The male line of the Austrian Habsburgs ended with Karl VI in 1740. By the Pragmatic Sanction of 1713, Karl secured the recognition of the indivisibility of the Habsburg lands and the right of succession of his daughter Maria Theresa. By her marriage to Duke Franz of Lorraine (later Holy Roman Emperor Franz I) in 1736, she created the house of Habsburg-Lorraine. Maria Theresa lost most of Silesia to Prussia in the War of the Austrian Succession (1740-1748).
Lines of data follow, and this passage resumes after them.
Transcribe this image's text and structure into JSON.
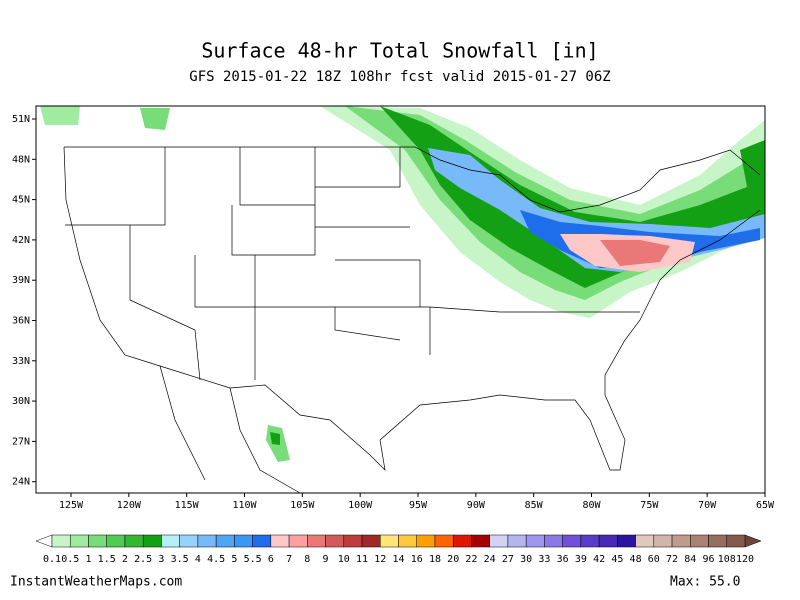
{
  "title": "Surface 48-hr Total Snowfall [in]",
  "subtitle": "GFS 2015-01-22 18Z 108hr fcst valid 2015-01-27 06Z",
  "latitude_labels": [
    "51N",
    "48N",
    "45N",
    "42N",
    "39N",
    "36N",
    "33N",
    "30N",
    "27N",
    "24N"
  ],
  "longitude_labels": [
    "125W",
    "120W",
    "115W",
    "110W",
    "105W",
    "100W",
    "95W",
    "90W",
    "85W",
    "80W",
    "75W",
    "70W",
    "65W"
  ],
  "colorbar": {
    "labels": [
      "0.1",
      "0.5",
      "1",
      "1.5",
      "2",
      "2.5",
      "3",
      "3.5",
      "4",
      "4.5",
      "5",
      "5.5",
      "6",
      "7",
      "8",
      "9",
      "10",
      "11",
      "12",
      "14",
      "16",
      "18",
      "20",
      "22",
      "24",
      "27",
      "30",
      "33",
      "36",
      "39",
      "42",
      "45",
      "48",
      "60",
      "72",
      "84",
      "96",
      "108",
      "120"
    ],
    "colors": [
      "#c8f5c8",
      "#a0eba0",
      "#78dc78",
      "#50cd50",
      "#32b932",
      "#14a014",
      "#b4f0fa",
      "#96d2fa",
      "#78b9fa",
      "#50a5f5",
      "#3c96f5",
      "#1e6eeb",
      "#ffc8c8",
      "#ffa0a0",
      "#eb7878",
      "#d25a5a",
      "#be3c3c",
      "#a02828",
      "#ffe678",
      "#ffc83c",
      "#ffa000",
      "#ff6400",
      "#e11400",
      "#a50000",
      "#d2d2f5",
      "#b4b4f0",
      "#a096f0",
      "#8c78e6",
      "#7050dc",
      "#5a3cc8",
      "#4628b4",
      "#2d14a0",
      "#e1c8be",
      "#d2b4aa",
      "#be9b8c",
      "#aa8273",
      "#966e5f",
      "#825a4b"
    ],
    "under_color": "#ffffff",
    "over_color": "#6e4637"
  },
  "footer": {
    "source": "InstantWeatherMaps.com",
    "max": "Max:  55.0"
  }
}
Maria Theresa's grandson, Franz II, was the last Holy Roman emperor. During his reign the Habsburg empire played a leading role in the defense of Europe against revolutionary and Napoleonic France. In 1804, anticipating the dissolution of the Holy Roman Empire, Franz II assumed the title of emperor of Austria. His son, the sickly Ferdinand I, proved incompetent to exercise his office. During the Revolutions of 1848, which endangered the existence of the multinational Habsburg empire, Ferdinand was compelled to abdicate in favor of his nephew, Franz Joseph.

In the course of Franz Joseph's reign, Austria was forced out of Italy and expelled from Germany in 1866. The remaining domains of the Habsburgs were reconstructed in 1867 as the Dual Monarchy of Austria-Hungary. Defeat in World War I (1914-1918) led to the final breakup of the Habsburg empire and the alienation of most of its territory. The last Habsburg, Emperor Karl I, refused to renounce his own claims and those of his dynasty to their hereditary positions. The new Austrian republic consequently banished the Habsburgs in 1919. Karl's two attempts in 1921 to regain his Hungarian throne proved unsuccessful; he died in exile.

As head of the house of Habsburg, Archduke Otto, Karl's eldest son, petitioned the Austrian government in 1961 to be allowed to return to Austria as a private citizen. Otto's request was granted in 1963 and he became a resident of West Germany (now part of the Federal Republic of Germany) and one of the elected representatives of that country to the European Parliament.